TikTok uses short videos created by users to begin the path to purchase which, as described by TikTok itself, isn’t a linear start-to-end process: It’s an infinite loop. “Today’s consumers enter, exit, and re-enter at different stages of the purchase journey based on their needs and wants.” This “infinite loop” seems to be working - TikTok users are 1.5x more likely than other platform users to immediately purchase something they’ve discovered on the app.
Looking to 2023 and beyond
What’s that saying about change being the only constant?
If you had to ask a person what spending or shopping habits they’re going to take on in one year from now, or even two or three, they will likely say they’ll be doing the same thing that they’re doing now. However, studies show that consumers - and people in general - are not aware of how much they change over time. In other words, we can’t forecast our own behaviour, according to a study conducted at the University of Sheffield in the UK. However, if retailers and brands are smart, they will do the work to satisfy these five factors that consumers need fulfilled when deciding to adopt a new behaviour (such as choosing to shop on a store’s new mobile app vs in-store): Cost-effectiveness, time-saving, convenience, enjoyment, personal reward.
Shopping online and on e-commerce apps should be incentivised more
A report created by Bond, a firm that studies customer loyalty, trends and behaviours found that 79% of customers stick with a brand if they offer loyalty programs. Loyalty programs are just one example of the many types of incentives retailers can use to attract new or retain existing customers. A key takeaway is that incentives should be personalised to the shopper to truly succeed.
Adidas’ Creators Club is a successful example showing how to target new or existing customers. Through an individualised profile that one logs into, you can receive exclusive information on new products, club-only offers, invitations to events, and early access for purchasing new items.
Disney partnered up with Visa to offer fans a credit card that allows them to save up for their dream Disney holiday. The card gives them discounts, accelerated earnings, and credit for flights. Card holders can also choose a card that has their favourite Disney character on it.

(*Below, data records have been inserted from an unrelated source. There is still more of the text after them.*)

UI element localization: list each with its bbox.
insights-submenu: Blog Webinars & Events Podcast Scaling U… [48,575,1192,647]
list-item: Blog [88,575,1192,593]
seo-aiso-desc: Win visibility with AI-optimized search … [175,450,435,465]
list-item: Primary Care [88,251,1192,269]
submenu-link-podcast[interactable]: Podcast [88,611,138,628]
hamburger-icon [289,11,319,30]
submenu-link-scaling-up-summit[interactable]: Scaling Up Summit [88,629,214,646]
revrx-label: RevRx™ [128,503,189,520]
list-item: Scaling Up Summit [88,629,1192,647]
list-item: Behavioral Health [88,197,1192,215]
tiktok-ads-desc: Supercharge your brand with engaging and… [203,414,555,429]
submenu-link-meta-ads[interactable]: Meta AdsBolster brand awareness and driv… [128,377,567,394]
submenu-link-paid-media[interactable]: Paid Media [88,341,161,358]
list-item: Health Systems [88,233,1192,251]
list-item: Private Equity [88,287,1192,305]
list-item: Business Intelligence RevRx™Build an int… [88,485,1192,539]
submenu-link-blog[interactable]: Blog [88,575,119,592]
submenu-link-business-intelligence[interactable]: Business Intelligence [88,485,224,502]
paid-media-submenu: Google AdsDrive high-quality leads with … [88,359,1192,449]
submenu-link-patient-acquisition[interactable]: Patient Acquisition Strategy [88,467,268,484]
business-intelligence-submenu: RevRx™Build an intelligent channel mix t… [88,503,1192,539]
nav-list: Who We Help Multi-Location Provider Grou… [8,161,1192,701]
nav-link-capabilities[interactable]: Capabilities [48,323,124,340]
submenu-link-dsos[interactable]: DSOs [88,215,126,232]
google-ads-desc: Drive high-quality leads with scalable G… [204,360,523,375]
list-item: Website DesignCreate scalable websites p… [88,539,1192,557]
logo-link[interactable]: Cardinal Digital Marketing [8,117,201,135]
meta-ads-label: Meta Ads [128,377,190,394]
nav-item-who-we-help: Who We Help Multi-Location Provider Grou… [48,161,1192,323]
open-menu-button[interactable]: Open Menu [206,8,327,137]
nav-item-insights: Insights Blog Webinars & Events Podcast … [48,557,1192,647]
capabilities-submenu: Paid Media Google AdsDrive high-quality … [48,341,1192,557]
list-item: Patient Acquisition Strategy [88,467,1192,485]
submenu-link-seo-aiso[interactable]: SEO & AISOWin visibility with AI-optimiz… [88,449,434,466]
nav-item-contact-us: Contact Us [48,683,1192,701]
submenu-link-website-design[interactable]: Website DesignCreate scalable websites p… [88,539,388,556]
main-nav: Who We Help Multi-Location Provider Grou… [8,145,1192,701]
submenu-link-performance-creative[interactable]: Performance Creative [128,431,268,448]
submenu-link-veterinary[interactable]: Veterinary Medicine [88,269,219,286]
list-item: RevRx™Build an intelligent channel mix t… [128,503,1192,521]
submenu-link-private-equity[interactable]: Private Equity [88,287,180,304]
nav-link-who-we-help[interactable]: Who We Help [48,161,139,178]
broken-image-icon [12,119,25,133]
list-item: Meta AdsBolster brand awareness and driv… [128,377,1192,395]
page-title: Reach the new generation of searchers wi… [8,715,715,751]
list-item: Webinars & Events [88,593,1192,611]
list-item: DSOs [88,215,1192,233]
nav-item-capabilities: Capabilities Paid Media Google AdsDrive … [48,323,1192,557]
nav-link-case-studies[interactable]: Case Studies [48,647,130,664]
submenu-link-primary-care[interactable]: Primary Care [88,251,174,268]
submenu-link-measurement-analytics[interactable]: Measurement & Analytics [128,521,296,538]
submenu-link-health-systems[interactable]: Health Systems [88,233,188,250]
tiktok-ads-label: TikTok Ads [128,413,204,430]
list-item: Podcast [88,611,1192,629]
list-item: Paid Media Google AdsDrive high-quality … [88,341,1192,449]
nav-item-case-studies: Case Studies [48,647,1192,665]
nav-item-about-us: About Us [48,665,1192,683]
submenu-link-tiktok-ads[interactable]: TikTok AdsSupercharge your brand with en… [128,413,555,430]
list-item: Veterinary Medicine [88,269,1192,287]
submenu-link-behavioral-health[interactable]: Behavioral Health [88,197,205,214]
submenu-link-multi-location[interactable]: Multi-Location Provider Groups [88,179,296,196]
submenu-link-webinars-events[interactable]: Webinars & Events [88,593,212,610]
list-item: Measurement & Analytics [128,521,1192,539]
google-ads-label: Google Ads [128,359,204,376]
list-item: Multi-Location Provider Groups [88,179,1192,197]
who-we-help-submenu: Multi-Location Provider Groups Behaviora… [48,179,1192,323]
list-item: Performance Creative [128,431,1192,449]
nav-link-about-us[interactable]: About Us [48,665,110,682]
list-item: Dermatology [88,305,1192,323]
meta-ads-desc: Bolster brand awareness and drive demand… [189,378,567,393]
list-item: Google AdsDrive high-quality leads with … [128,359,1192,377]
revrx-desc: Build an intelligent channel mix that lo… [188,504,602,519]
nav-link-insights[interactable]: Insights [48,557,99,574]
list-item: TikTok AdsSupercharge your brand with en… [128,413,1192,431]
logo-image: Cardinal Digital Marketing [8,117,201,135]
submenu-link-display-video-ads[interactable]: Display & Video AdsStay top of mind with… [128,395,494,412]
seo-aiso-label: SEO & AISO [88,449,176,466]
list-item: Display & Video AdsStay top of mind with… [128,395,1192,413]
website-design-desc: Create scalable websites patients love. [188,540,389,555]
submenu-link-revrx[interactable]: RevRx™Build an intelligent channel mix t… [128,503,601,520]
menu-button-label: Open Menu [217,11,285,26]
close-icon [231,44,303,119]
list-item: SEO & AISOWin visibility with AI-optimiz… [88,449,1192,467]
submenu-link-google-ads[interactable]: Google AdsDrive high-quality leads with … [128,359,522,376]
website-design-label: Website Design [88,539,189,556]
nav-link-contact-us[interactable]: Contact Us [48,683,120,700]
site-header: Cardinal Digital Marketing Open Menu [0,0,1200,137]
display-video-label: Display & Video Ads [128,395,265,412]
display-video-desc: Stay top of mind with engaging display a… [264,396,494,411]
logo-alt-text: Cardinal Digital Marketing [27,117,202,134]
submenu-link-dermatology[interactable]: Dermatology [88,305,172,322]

It requires little effort, then, to see the value in incentivising consumers to shop on mobile and e-commerce platforms. The very reason incentives like commission, promotions and other job perks work so well for employees in competitive fields is the same reason consumers choose one brand who has incentivised them over the other who hasn’t: Human beings want more for what they’re willing to give (whether that’s hard work or money).
An evolving lesson
An academic paper written by Prof. John Hauser (MIT), Prof. Min Ding (PSU) and Dr Songting Dong (UNSW) provides evidence that “the accurate measurement of consumer preferences reduces development costs and leads to successful products” for retailers and brands, showing just how imperative it is to understand intuitive and reflective thinking in the context of a post-pandemic world. This ultimately provides retailers with an opportunity to reinvent themselves within their current market and position themselves to attract new consumers from competitors who fail to see the emerging trends within the market.